For a long time I experienced this motion picture of my body in the dimly lighted theater of my own bedroom. Despite the many visions I have had, none was ever more singular.
As my illusion of a solid body was completely dissipated, and my realization deepened that the essence of all objects is light, I looked up to the throbbing stream of lifetrons and spoke entreatingly.
“Divine light, please withdraw this, my humble bodily picture, into Thyself.”
This prayer was evidently startling; the beam disappeared.
My body resumed its normal weight and sank on the bed; the swarm of dazzling ceiling lights flickered and vanished. My time to leave this world had apparently not arrived.
The Eternal Light Behind Maya
In 1915, shortly after I had entered the Swami Order, I witnessed a vision of violent contrasts. In it the relativity of human consciousness was vividly established; I clearly perceived the unity of the eternal light behind the painful dualities of maya. The vision descended on me as I sat one morning in my little attic room in Father’s Gurpar Road home.
For months World War I had been raging in Europe; I reflected sadly on the vast toll of death. As I closed my eyes in meditation, my consciousness was suddenly transferred to the body of a captain in command of a battleship. The thunder of guns split the air as shots were exchanged between shore batteries and the ship’s cannons. A huge shell hit the powder magazine and tore my ship asunder.
I jumped into the water, together with the few sailors who had survived the explosion. Heart pounding, I reached the shore safely. But alas! a stray bullet ended its furious flight in my chest. I fell groaning to the ground. My whole body was paralyzed, yet I was aware of possessing it as one is conscious of a leg gone to sleep.

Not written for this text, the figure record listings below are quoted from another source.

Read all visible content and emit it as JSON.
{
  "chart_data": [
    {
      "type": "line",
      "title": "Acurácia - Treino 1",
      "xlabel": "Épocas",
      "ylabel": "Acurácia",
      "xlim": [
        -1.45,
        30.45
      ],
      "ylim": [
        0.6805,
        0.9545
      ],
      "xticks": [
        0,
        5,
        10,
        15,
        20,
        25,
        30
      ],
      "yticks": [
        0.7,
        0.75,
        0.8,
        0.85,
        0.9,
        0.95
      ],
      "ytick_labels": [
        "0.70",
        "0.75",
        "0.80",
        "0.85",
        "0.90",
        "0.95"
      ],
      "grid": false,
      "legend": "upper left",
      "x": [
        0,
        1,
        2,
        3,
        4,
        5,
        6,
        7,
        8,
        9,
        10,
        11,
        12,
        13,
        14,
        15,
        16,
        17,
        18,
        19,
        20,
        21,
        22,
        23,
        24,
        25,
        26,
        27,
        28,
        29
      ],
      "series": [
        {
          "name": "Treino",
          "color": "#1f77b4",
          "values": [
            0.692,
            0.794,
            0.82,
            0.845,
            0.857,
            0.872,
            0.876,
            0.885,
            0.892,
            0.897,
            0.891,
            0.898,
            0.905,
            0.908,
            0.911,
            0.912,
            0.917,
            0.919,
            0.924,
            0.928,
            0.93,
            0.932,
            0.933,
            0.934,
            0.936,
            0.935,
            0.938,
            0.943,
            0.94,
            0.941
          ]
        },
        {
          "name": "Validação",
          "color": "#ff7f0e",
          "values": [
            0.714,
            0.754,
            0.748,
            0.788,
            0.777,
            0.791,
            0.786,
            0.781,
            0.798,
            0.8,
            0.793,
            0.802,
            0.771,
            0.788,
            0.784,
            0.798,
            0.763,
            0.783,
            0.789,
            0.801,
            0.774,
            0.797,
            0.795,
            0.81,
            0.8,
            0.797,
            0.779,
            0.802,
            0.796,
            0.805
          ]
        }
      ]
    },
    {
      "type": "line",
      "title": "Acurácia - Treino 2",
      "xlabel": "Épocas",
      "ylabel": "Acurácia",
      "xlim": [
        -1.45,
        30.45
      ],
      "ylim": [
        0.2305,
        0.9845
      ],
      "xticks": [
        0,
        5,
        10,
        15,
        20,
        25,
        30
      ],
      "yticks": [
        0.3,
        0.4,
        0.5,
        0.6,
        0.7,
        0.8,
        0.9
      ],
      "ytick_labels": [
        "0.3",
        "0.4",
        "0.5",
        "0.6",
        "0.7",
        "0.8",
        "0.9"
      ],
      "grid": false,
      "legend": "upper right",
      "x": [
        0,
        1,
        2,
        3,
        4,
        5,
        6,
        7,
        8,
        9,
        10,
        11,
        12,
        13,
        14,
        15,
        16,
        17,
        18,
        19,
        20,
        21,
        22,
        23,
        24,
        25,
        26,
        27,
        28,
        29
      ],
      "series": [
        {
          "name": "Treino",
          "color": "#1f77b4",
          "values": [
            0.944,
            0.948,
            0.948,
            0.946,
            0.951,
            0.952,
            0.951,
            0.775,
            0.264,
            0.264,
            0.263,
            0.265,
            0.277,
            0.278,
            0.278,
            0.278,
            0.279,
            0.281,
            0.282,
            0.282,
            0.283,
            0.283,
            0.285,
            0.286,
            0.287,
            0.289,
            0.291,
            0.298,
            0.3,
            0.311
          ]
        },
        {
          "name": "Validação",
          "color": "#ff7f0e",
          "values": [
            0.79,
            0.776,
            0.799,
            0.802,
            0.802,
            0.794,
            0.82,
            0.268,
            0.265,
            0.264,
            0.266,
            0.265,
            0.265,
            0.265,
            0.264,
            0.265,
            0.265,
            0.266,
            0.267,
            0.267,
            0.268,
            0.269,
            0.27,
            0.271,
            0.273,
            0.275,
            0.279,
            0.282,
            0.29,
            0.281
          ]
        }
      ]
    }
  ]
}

“At last the mysterious footstep of Death has caught up with me,” I thought. With a final sigh, I was about to sink into unconsciousness when lo! I found myself seated in the lotus posture in my Gurpar Road room.
Hysterical tears poured forth as I joyfully stroked and pinched my regained possession—a body free from any bullet hole in the breast. I rocked to and fro, inhaling and exhaling to assure myself that I was alive. Amidst these self-congratulations, again I found my consciousness transferred to the captain’s dead body by the gory shore. Utter confusion of mind came upon me.
“Lord,” I prayed, “am I dead or alive?”
A dazzling play of light filled the whole horizon. A soft rumbling vibration formed itself into words:
“What has life or death to do with light? In the image of my light I have made you. The relativities of life and death belong to the cosmic dream. Behold your dreamless being! Awake, my child, awake!”
Excerpted from Autobiography of a Yogi by Paramhansa Yogananda.